The first is simple. Don’t listen to me; find a real professional to help you and your child deal with the death of a parent. Ask your physician to recommend a child psychiatrist or psychologist. Find out what your insurance will cover, but don’t let that be the only factor. If you can find some way to swing it financially, this is the best investment you can make in your child’s emotional well-being. If finances are an issue, talk to your clergyman about what resources are available in the community. Is there a psychologist on staff at your child’s school? Ask them about available services for your child. If not, talk to the guidance staff. If the school staff and the clergy can’t find you affordable services, call the Psychiatry department at the nearest medical center.
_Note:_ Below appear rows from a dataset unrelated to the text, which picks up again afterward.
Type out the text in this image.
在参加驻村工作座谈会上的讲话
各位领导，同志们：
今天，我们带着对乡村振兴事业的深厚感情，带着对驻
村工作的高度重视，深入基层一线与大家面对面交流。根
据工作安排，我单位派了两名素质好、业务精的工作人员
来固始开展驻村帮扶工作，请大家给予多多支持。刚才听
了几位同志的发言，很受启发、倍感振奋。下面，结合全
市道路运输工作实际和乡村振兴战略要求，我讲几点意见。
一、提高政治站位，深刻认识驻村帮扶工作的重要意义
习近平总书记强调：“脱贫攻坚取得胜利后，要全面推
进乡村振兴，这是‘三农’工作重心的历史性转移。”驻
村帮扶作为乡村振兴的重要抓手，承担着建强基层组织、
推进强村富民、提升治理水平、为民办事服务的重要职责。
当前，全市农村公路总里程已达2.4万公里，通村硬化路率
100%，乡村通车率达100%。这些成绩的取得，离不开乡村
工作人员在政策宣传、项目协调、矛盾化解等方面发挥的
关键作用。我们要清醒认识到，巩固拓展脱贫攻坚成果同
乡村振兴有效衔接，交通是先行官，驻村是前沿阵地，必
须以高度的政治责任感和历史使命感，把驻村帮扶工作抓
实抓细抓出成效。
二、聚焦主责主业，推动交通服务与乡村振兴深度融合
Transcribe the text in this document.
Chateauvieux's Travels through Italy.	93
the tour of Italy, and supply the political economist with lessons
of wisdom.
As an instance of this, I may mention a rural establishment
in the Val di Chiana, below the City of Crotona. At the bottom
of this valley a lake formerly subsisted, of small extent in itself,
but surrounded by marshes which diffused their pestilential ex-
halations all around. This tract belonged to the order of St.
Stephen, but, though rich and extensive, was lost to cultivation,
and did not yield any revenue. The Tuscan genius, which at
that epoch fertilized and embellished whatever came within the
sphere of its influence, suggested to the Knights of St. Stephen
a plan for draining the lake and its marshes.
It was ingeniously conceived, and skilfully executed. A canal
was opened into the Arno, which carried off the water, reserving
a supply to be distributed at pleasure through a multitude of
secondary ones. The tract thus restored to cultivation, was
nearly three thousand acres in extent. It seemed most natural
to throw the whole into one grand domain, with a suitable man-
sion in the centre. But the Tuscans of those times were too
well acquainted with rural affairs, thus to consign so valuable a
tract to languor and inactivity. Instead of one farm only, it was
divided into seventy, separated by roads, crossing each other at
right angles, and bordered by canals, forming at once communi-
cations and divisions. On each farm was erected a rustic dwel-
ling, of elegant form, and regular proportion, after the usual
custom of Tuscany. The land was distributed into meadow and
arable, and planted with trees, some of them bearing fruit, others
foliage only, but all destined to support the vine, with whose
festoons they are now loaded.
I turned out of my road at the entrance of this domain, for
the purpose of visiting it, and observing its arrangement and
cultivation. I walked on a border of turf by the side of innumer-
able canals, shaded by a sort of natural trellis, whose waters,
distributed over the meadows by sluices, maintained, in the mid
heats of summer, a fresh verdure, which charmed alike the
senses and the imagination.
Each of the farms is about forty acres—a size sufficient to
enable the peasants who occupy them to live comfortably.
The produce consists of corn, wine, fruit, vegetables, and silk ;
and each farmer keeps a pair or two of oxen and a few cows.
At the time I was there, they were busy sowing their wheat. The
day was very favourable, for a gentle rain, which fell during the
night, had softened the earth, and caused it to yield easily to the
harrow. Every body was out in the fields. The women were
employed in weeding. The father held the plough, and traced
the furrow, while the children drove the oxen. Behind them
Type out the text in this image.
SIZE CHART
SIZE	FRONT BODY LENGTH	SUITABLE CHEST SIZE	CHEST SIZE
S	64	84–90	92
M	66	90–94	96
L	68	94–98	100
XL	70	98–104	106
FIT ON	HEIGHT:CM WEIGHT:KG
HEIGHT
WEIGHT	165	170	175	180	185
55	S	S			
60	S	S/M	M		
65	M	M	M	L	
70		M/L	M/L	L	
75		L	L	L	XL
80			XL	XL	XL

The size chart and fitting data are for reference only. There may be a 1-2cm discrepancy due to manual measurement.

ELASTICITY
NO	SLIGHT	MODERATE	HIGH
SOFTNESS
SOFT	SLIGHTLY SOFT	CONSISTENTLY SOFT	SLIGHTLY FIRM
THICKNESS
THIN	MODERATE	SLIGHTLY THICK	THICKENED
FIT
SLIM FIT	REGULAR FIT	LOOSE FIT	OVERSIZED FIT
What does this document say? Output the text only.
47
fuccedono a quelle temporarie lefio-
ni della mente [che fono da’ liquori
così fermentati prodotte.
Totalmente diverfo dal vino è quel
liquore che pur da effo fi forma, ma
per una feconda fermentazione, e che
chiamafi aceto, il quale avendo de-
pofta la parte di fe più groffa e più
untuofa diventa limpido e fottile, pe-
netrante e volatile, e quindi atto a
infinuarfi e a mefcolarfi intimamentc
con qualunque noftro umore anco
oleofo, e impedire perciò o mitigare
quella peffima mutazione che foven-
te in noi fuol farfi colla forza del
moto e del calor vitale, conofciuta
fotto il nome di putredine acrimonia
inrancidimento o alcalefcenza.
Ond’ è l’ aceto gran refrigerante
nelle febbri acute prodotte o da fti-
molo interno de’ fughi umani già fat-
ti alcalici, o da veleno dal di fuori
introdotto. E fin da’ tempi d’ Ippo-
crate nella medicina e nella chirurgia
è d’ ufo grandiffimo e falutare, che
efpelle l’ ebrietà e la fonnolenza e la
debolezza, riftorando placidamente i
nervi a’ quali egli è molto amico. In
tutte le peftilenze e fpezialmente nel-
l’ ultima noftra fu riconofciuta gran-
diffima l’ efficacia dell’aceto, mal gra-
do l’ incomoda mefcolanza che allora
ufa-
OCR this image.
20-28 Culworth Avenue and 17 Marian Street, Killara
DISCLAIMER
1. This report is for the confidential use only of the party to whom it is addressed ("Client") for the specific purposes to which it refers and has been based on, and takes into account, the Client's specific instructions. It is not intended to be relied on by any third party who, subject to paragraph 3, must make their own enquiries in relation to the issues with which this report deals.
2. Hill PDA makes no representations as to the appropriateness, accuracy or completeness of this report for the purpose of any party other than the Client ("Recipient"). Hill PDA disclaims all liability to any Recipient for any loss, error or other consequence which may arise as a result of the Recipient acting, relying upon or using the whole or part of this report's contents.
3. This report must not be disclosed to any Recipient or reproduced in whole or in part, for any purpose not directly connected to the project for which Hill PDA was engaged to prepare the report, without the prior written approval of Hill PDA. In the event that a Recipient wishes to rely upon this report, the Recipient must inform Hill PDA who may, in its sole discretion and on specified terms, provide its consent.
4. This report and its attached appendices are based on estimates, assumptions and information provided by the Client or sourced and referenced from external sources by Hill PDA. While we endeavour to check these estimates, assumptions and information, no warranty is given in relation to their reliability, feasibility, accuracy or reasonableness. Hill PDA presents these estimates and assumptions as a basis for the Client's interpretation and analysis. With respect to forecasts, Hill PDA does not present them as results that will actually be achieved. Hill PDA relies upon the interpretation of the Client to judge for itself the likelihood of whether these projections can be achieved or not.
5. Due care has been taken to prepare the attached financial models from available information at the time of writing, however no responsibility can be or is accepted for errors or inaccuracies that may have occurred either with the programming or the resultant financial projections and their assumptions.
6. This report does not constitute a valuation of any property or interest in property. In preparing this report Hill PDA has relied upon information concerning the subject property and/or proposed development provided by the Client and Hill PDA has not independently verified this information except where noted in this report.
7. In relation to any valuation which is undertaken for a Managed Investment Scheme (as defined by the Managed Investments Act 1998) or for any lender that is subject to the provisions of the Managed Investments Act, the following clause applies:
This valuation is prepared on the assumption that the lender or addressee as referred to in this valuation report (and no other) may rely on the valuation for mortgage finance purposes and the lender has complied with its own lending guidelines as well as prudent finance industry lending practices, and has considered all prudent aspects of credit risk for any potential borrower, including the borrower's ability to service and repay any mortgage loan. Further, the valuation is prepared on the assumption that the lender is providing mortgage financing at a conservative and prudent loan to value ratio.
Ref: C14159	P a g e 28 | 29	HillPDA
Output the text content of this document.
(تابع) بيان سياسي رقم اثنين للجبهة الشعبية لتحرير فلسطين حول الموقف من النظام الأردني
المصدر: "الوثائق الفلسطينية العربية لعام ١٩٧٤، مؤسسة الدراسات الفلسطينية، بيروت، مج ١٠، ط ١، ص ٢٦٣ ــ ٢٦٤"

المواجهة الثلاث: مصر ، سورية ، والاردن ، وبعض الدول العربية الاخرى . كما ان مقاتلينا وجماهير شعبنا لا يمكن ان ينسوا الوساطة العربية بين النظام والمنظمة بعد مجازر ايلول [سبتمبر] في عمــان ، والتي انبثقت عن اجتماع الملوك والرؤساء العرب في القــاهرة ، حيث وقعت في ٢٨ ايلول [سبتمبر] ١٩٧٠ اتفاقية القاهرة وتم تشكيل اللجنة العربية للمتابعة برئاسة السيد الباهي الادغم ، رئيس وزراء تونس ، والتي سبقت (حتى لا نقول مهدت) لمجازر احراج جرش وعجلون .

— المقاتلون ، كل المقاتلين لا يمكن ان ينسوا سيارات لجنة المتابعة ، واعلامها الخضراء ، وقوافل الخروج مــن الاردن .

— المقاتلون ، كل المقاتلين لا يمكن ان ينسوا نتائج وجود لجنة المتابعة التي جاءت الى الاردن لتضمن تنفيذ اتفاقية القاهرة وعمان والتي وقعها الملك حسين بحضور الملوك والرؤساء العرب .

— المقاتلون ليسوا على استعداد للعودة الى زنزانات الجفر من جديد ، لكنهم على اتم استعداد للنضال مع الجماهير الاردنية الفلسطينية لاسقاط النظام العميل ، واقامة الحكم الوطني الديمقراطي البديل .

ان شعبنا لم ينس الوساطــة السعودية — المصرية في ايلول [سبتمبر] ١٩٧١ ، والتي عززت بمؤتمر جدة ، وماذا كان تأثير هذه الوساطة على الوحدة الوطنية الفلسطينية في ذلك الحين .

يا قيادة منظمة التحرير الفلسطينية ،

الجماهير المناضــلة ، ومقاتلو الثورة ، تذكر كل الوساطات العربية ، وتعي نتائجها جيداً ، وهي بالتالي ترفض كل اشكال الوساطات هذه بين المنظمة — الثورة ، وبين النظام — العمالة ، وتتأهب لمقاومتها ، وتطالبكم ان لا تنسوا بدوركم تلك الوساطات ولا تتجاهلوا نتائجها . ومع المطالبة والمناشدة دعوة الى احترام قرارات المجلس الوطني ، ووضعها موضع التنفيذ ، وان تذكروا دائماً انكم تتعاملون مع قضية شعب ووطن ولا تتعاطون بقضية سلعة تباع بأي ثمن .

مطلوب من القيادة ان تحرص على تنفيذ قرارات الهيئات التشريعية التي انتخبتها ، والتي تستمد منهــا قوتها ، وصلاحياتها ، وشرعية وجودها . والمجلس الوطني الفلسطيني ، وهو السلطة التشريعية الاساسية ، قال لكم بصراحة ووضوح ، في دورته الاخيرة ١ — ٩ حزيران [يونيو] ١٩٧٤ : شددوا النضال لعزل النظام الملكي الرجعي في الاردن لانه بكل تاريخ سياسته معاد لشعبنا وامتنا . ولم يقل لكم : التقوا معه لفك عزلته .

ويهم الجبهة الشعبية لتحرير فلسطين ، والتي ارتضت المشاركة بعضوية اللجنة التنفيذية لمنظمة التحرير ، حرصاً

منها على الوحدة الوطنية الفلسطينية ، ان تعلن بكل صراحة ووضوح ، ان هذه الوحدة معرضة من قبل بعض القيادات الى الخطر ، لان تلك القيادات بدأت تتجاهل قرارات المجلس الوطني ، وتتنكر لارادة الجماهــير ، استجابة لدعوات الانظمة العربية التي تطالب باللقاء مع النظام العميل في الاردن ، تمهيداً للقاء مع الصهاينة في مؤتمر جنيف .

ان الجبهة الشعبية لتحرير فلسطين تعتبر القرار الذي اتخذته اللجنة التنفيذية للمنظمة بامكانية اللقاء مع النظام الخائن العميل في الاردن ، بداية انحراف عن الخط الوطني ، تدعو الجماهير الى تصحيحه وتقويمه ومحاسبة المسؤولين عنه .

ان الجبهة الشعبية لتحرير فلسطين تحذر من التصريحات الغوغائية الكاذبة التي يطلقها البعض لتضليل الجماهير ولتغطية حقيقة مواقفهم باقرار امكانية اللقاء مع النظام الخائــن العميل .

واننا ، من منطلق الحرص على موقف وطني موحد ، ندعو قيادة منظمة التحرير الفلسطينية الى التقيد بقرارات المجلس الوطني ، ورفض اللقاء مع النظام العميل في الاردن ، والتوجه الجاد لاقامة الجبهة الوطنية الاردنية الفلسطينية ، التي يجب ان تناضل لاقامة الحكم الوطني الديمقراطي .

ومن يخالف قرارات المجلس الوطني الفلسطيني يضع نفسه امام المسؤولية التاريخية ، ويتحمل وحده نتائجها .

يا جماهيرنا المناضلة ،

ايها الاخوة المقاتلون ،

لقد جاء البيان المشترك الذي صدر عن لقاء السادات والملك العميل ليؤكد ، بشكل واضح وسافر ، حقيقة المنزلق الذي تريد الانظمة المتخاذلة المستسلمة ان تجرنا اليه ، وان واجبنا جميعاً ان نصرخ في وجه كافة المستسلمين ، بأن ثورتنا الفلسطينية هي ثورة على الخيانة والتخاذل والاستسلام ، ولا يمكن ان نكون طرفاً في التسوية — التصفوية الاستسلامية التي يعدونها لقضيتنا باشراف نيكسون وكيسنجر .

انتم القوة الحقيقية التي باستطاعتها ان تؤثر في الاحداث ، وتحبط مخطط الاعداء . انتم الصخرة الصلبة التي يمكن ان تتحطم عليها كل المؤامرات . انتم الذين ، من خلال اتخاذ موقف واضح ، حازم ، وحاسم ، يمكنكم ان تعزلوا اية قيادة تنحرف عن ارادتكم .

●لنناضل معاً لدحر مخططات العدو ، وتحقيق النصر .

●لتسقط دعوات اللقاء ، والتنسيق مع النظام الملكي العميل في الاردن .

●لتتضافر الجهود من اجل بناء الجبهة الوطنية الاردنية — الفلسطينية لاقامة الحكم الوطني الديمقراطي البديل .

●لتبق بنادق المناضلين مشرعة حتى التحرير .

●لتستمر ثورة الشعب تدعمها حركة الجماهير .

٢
Then try your city’s or county’s social services departments.
Second, inform yourself as fully as possible. If you go to the AfterTalk bookstore you will find a number of books on grieving and DVDs you can order on helping your child deal with death. If you can’t afford this, go to your local library. If you can’t find what you need on the shelves, as the librarian; most community libraries have inter-library loan services that will find the book or DVD for you at a larger branch. The Web is filled with information on this topic, but surprisingly there is no dominant player like The Compassionate Friends website that helps parents who’ve lost a child. Avoid sites that try to sell you a lot of products or enroll you in expensive seminars and retreats. If you want help that is non-denominational, read the “About Us” tab carefully. Religiously affiliated websites are not always candid about this, so read between the lines. Another great source of advice from people who have, like you, guided their children through the loss of a parent, is the online forum. You can start with the AfterTalk Forums. If you don’t see one that fits you, tell us to start one start one by writing to firstname.lastname@example.org . In any forum, including AfterTalk’s, use your alias name only, and be wary of people who want your personal information or are trying to sell you products or services.
Third, and this is my own non-professional, advice, introduce short lifespan pets early in your child’s conscious life. Handled with sensitivity, the death and mourning for a pet can be a good rehearsal for the death of a person. Fish, birds and reptiles are good for this since the emotional attachment is limited compared to dogs and cats. They’re also easier to bury. Children raised on family farms learn about and understand death much sooner than most middle class urbanites because they see the cycle of life played out seasonally.